The premise of crowd-sourcing is that there are/will be enough people to generate the local new coverage that's now provided by professional journalists (mostly by local newspapers). This is true for some types of news (national and international sites, specific issues that can be sourced out to citizen journalists). It's less true for local city hall.
Among our big questions: How do we retain the knowledge that's now held in the minds of e.g. the city hall reporter with ten years of historical memory? How to combine this with the knowledge that grows up from the neighborhoods? How to sustain the core of journalism and does this require a corps of journalists?
Russell Okamoto, a software engineer and creator of the micro-local site PublicPress.org, Portland, suggested that the micro-local sites meet many of the needs of people in the neighborhoods that aren't being met by the newspapers. He suggested that if people don't read the local papers, it's because they are not supplying the real needs of their readers. People want: -micro-local information -storytelling -connecting to the subjects and people you know -credbility built up through local webs of trust
Norman Sims offered the model of VillageSoup.com as one that combined a reasonable paid news staff (14) with robust citizen contributions. (Village Soup also publishes a weekly print edition). Norman also suggested that some "am" journalists were people trained as journalists, some working in other fields, or in places they didn't expect to be, others retired.
The question of turnover of citizen journalists was discussed. In the Madison Commons, citizens are trained well, files stories, but rarely stay around. H2OTown also has a rotating group of contributors who come and go. Raises the problem of whether training citizen journalists actually creates a flow of citizen journalist, or satisfies other needs that people have.
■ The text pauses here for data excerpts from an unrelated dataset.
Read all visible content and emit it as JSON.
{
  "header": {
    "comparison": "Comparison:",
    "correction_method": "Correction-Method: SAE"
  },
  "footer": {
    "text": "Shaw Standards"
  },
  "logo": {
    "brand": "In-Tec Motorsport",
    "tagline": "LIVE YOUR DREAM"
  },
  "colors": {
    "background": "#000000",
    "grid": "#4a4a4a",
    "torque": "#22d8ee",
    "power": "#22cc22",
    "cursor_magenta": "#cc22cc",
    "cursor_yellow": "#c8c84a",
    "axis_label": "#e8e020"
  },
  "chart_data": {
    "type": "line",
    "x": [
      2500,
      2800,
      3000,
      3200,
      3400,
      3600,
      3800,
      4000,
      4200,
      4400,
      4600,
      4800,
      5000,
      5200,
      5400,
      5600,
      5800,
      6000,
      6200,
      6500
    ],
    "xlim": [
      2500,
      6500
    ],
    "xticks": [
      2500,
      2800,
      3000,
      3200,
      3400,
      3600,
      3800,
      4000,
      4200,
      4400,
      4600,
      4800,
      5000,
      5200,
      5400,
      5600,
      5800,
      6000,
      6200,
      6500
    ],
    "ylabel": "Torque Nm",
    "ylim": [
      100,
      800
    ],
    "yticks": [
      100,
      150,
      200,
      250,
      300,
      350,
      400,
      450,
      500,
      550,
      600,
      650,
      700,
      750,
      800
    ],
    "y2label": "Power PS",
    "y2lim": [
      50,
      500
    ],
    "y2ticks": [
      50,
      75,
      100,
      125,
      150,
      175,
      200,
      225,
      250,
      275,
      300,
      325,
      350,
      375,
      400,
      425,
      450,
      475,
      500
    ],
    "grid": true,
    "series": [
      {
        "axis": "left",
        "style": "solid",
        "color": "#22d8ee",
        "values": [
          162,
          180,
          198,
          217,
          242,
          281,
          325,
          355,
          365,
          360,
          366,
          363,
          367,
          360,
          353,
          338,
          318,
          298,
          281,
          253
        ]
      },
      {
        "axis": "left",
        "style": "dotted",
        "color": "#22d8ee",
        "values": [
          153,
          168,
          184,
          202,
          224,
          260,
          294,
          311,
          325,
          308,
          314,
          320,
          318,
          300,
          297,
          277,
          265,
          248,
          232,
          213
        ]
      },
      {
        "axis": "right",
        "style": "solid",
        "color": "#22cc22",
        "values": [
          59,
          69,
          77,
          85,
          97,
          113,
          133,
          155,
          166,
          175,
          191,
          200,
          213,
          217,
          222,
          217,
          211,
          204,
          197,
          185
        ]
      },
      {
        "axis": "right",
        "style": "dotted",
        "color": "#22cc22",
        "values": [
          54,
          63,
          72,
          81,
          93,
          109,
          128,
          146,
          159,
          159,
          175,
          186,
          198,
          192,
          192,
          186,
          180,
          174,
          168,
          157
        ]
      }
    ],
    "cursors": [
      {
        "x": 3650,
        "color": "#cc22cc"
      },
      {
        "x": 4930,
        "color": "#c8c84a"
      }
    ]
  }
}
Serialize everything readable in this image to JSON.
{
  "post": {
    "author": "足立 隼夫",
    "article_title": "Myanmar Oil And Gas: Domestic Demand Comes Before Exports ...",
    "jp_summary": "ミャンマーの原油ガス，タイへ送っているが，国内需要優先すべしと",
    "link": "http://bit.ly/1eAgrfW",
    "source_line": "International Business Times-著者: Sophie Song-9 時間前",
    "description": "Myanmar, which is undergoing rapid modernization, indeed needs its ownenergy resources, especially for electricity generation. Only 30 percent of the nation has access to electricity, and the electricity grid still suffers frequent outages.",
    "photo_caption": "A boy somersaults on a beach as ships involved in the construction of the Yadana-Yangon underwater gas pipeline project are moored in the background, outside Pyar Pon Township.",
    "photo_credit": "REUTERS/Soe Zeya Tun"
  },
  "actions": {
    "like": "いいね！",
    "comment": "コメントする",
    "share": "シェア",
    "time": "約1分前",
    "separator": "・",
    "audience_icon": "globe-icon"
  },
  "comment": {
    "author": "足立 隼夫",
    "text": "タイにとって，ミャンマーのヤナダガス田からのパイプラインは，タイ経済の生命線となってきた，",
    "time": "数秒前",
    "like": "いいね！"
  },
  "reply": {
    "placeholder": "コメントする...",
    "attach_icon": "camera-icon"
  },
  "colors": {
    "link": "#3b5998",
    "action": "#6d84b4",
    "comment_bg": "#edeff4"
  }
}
A final quesiton was how to take professional/citizen models and make the work in medium and larger cities. Voice of San Diego is one prime example of a competitive web-paper in a major metro area, founded by former reporters for the San Diego Tribune with a mixed advertiser/membership model. Voice of San Diego has grown, met some cash flow projections.
Russell noted that the need for professional journalists is particularly important when there are public policy issues, for example, disputed elections.